Ces personnes pourront bénéficier d’activités de télésoin même si elles ne remplissent pas les conditions de droit commun, notamment parce qu’elles n’ont pas réalisé au préalable une première consultation en présentiel avec un infirmier.

Ces activités de télésoin pourront être réalisées en utilisant n’importe lequel des moyens technologiques actuellement disponibles pour réaliser une vidéotransmission (site ou application sécurisé via un ordinateur, une tablette ou un smartphone, équipé d’une webcam et relié à internet).

Lorsque le patient ne dispose pas du matériel nécessaire pour réaliser une vidéotransmission, les activités de télésoin pourront être effectuées par téléphone.

Le présent décret prévoit également une exonération du ticket modérateur sur les téléconsultations réalisées pour les personnes dont le diagnostic d’infection à covid-19 a été posé ou suspectées de l’être ainsi que pour les actes de télésuivi infirmier.

 

Consultez le décret en intégralité

⚠️ APPEL A VOLONTARIAT⚠️

Afin de se préparer au renforcement du système de santé dans le cadre de l’épidémie de Covid-19, un appel à volontariat est lancé auprès des professionnels de santé qui pourraient apporter un appui aux structures de soins impactées.

🚩Tous les professionnels de santé en activité (salarié, libéral) ou retraités, volontaires sont appelés à se faire connaitre en s’enregistrant sur le site du Ministère des solidarités et de la santé 👉https://solidarites-sante.gouv.fr/

En fonction des besoins, ces professionnels de santé pourront être mobilisés via l’agence régionale de santé pour venir en renfort au sein de la région.

➡️➡️ Accéder au formulaire d’enregistrement 👉
https://solen3.enquetes.social.gouv.fr/cgi-4/HE/SF…
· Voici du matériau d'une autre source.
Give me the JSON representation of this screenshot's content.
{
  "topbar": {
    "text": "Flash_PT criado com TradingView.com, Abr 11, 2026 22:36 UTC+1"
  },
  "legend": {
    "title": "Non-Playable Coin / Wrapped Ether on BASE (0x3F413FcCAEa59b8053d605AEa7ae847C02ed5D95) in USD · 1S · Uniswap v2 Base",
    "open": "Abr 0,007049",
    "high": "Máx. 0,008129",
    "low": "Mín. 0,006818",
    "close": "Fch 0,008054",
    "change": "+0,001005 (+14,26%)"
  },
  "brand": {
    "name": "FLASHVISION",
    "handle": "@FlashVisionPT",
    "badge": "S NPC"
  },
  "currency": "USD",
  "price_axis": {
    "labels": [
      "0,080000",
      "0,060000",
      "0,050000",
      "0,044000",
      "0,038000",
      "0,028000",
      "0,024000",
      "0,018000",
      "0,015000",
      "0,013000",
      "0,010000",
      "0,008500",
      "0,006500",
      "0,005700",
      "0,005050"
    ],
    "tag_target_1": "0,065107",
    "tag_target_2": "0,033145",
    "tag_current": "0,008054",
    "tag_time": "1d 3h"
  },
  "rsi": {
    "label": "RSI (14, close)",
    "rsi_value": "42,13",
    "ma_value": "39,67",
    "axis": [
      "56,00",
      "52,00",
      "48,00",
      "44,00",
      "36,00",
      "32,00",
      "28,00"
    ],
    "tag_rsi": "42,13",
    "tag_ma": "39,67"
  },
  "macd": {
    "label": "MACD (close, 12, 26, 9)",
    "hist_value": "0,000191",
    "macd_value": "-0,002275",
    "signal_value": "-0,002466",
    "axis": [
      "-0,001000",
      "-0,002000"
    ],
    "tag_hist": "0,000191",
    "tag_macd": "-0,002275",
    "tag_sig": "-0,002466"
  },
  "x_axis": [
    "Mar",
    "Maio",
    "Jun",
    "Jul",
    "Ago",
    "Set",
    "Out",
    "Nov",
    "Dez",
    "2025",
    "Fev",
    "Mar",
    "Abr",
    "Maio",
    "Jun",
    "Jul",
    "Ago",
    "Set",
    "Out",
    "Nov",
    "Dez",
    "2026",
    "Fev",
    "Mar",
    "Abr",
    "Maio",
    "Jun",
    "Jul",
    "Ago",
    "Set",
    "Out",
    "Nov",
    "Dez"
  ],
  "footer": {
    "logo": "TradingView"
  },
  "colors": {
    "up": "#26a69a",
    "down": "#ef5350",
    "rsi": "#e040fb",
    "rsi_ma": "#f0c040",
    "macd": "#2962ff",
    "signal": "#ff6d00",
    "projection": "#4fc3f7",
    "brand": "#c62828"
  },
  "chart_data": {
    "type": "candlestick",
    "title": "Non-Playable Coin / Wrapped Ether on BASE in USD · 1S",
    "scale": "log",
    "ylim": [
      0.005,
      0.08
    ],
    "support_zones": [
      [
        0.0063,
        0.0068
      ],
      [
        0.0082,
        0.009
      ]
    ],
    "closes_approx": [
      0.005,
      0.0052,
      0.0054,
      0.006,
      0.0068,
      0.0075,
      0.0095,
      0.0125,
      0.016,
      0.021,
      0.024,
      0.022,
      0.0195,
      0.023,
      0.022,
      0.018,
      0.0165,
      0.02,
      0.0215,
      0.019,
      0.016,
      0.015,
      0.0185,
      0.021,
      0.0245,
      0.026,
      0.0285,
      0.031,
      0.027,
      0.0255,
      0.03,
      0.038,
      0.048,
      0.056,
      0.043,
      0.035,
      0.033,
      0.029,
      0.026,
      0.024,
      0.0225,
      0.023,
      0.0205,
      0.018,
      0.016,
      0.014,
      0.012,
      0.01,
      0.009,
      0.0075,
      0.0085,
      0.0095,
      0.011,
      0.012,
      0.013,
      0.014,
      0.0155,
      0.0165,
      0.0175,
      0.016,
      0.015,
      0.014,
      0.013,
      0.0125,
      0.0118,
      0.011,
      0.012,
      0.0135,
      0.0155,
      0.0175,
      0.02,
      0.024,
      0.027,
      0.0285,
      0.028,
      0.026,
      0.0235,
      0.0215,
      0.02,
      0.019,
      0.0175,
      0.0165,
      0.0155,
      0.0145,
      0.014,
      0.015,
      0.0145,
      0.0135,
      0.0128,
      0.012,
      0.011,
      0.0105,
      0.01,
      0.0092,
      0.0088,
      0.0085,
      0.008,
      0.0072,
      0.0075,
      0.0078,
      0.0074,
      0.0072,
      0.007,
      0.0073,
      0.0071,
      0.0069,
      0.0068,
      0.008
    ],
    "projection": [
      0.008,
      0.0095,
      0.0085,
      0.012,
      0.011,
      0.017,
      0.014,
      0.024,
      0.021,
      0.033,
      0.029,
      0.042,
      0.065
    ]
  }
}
Produits hydro-alcooliques

Prorogation par arrêté de l’autorisation par dérogation de la mise à disposition sur le marché et l’utilisation temporaires de certains produits hydro-alcooliques utilisés en tant que biocides désinfectants pour l’hygiène humaine jusqu’au 15 avril 2020.

 

Consultez l’arrêté ICI

ATTENTION – Masques FFP2 dégradés

L’ARS demande aux pharmaciens de cesser la distribution des masques FFP2 puisqu’une partie de ces masques sont dégradés.

La distribution des masques chirurgicaux se poursuit selon les consignes édictées hier.

⚠️ Si vous avez déjà retiré des masques FFP2 en officine, l’ARS vous demande de les jeter dans le circuit des ordures ménagères et de retourner en pharmacie pour récupérer des masques en substitution. L’ARS précise qu’au regard des arrivages de stock, il ne sera pas possible de substituer en même quantité les masques FFP2 pour chacun des professionnels de santé concernés. La substitution se fera par moitié par des masques chirurgicaux et par moitié par des masques FFP2. Pour les infirmiers libéraux : 15 masques chirurgicaux et 3 masques FFP2.

Recrudescence de cyber-attaques

En cette période de crise sanitaire mondiale, de confinement entrainant un travail à distance important et boostant l’activité en ligne, les cybercriminels tentent de tirer parti de la précipitation et de la baisse de vigilance des internautes. Un mot d’ordre dans vos établissements : prudence !

Dans un appel publié sur son site le 16 mars dernier, le Groupement d’Intérêt Public Action contre la Cybermalveillance mettait en garde contre les risques liés à l’accroissement des usages numériques dans le contexte bousculé de l’épidémie mondiale de Covid-19.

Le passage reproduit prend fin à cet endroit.